RIFLESSIONI
SUL MEDICO, FIGURA INDELEBILE
DI CURANTE, MAESTRO… E TALVOLTA AMICO
Dalla consuetudine con
l’ambiente medico e sanitario, i miei interessi per l’informazione
medico-scientifica e le problematiche dell’handicap
di Ernesto Bodini
Sembra retorico, ma vale la pena ribadirlo: non
c’è nessun essere umano (rarissimi casi a parte) che una o più volte nella sua vita non si ammali (sia
pur non gravemente), e non abbia bisogno dell’opera del medico. Ma chi è il
medico (ancora una volta sono retorico)? La parola deriva dal verbo latino
“medere”, che significa medicare, curare. Con una frase latina il medico fu
definito: “vir bonus medendi peritus”,
espressione nella quale “peritus” significa competente, esperto, e “bonus”

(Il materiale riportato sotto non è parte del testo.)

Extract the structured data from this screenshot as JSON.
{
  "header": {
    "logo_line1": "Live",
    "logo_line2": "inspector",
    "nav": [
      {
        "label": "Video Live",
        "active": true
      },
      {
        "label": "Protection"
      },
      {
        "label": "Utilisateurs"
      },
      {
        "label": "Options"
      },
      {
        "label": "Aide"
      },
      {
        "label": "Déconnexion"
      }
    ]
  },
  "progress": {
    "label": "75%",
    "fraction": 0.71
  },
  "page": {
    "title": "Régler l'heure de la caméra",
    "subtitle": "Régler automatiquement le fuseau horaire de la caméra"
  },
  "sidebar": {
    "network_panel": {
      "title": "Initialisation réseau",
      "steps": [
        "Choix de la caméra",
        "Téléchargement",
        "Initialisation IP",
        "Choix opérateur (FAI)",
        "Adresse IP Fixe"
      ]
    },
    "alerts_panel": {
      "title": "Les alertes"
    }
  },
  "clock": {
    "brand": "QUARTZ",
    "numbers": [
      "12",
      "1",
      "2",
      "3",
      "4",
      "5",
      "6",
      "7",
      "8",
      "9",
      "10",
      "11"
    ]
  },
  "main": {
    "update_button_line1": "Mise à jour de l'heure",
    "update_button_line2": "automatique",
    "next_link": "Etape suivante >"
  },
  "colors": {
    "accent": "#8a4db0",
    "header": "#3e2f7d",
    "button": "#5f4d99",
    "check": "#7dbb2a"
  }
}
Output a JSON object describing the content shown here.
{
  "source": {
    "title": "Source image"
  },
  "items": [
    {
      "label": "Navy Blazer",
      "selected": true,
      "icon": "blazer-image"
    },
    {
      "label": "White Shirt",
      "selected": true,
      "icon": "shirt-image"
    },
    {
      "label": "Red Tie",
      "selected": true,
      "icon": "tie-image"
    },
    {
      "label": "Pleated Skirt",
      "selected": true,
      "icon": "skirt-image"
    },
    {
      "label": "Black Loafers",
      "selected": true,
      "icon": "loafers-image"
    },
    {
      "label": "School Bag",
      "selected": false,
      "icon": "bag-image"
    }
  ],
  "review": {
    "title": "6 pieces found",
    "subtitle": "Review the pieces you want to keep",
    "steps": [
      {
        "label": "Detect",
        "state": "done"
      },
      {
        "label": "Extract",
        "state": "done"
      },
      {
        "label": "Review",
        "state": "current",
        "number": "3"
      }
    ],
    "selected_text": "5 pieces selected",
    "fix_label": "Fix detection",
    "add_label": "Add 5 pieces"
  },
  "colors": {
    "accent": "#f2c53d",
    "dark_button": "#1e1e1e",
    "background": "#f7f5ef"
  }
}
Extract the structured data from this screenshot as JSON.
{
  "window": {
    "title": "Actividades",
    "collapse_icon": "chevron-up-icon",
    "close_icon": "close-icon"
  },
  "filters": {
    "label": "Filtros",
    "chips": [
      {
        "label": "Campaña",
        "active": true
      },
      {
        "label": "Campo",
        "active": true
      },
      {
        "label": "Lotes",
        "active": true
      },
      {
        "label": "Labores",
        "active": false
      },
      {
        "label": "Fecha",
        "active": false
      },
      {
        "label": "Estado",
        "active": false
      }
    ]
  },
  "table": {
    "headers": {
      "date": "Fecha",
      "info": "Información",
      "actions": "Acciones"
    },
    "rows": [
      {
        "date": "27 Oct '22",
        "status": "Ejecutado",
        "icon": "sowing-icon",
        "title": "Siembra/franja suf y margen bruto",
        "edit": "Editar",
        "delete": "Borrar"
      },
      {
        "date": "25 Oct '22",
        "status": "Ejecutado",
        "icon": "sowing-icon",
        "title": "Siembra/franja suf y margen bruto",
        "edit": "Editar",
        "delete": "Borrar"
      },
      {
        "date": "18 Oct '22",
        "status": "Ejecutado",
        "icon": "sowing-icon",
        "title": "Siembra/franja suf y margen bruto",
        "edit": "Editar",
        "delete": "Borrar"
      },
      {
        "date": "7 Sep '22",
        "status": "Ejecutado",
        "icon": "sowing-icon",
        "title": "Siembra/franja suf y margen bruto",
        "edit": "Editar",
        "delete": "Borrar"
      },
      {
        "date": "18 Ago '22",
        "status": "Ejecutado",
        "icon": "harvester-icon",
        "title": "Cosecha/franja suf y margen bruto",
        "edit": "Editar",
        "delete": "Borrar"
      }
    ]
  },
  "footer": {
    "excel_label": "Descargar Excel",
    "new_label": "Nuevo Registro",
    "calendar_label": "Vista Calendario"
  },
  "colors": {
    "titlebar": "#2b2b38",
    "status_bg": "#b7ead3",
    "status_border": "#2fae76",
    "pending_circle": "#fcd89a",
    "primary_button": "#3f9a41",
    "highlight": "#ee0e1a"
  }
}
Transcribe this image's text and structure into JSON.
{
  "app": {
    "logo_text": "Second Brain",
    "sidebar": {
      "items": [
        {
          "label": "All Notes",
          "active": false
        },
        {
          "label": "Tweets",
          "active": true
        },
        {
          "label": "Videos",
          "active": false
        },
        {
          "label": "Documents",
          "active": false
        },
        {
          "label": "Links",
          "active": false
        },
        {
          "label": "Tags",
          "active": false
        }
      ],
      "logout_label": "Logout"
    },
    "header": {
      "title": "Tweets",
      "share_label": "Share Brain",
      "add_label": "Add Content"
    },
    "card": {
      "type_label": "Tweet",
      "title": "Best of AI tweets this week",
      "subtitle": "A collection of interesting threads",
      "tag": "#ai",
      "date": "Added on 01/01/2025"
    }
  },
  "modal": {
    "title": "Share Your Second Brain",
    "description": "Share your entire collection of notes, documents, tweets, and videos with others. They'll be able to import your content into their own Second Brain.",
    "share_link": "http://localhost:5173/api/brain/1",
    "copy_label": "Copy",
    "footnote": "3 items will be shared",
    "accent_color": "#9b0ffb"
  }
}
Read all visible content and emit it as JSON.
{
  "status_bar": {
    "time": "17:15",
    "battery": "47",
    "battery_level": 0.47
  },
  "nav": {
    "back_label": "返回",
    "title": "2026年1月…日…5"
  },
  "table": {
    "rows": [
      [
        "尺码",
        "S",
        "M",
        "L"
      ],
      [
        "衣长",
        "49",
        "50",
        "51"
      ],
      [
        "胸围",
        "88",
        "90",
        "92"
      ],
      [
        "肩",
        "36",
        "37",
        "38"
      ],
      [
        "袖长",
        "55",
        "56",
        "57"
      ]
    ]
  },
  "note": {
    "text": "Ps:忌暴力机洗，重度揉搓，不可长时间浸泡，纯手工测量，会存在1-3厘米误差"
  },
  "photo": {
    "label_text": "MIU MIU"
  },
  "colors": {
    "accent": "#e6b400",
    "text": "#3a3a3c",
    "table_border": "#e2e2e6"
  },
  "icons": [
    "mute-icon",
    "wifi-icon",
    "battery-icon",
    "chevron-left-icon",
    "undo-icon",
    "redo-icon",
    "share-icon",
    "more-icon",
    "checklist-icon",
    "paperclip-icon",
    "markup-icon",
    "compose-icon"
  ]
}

significa che il medico deve possedere, oltre alla competenza
tecnico-professionale, numerose altre qualità: bontà, comprensione per il
malato, capacità di comunicare (e di ascoltare) con lui e i suoi famigliari,
affidabilità, gentilezza dei modi. In una parola è, o dovrebbe essere, profondamente
umano. Egli è il necessario punto di passaggio lungo l’itinerario attraverso il
quale la malattia si inscrive nell’ordine sociale e lo rivela, giacché la
malattia “socializzata” va intesa al lavoro e alla medicina. Per il medico
“curare” è comunque sempre un imperativo anche quando, al contrario,
l’affezione è (nei confronti della medicina) impotente. Ai nostri giorni, per
chiunque, ricorrere al medico è il corollario dello stato di malattia: quante
volte è capitato di constatare che il malato (paziente) guarda il medico con
fare interlocutorio, e quasi in modo implorante, come a chiedere: «Cosa sta accadendo dentro di me? Che cosa mi
attende?». Il malato non soltanto vive questo dramma di rotture molteplici
in sé e con gli altri, e di angosce verso il futuro, ma di fronte al medico
appare spoglio di tutto il suo essere, fisicamente e spiritualmente: senza veli
appaiono la sua debolezza, le sue paure, la sua ignoranza, la sua impotenza;
insomma, tutte le sue miserie e insicurezze. Si comporta come non vorrebbe, è
impacciato e confuso, ma sa cosa dire. Questa nudità lo fa soffrire, e per
questo ha bisogno di attenzione, di essere trattato non come un numero, ma come
una Persona. Ricordo di aver letto da qualche parte questa affermazione: «Nell’opera del medico e di chi assiste
l’ammalato, vi è qualcosa di sacro, frutto della consapevolezza dei propri
limiti e dell’esercizio dell’amore, della coscienza di una presenza immancabile
che si serve di noi. Il dovere naturale ci comanda infatti di considerare l’uomo
ammalato non solo come problema diagnostico e terapeutico, ma come essere
nobilitato e reso sacro dalla sofferenza».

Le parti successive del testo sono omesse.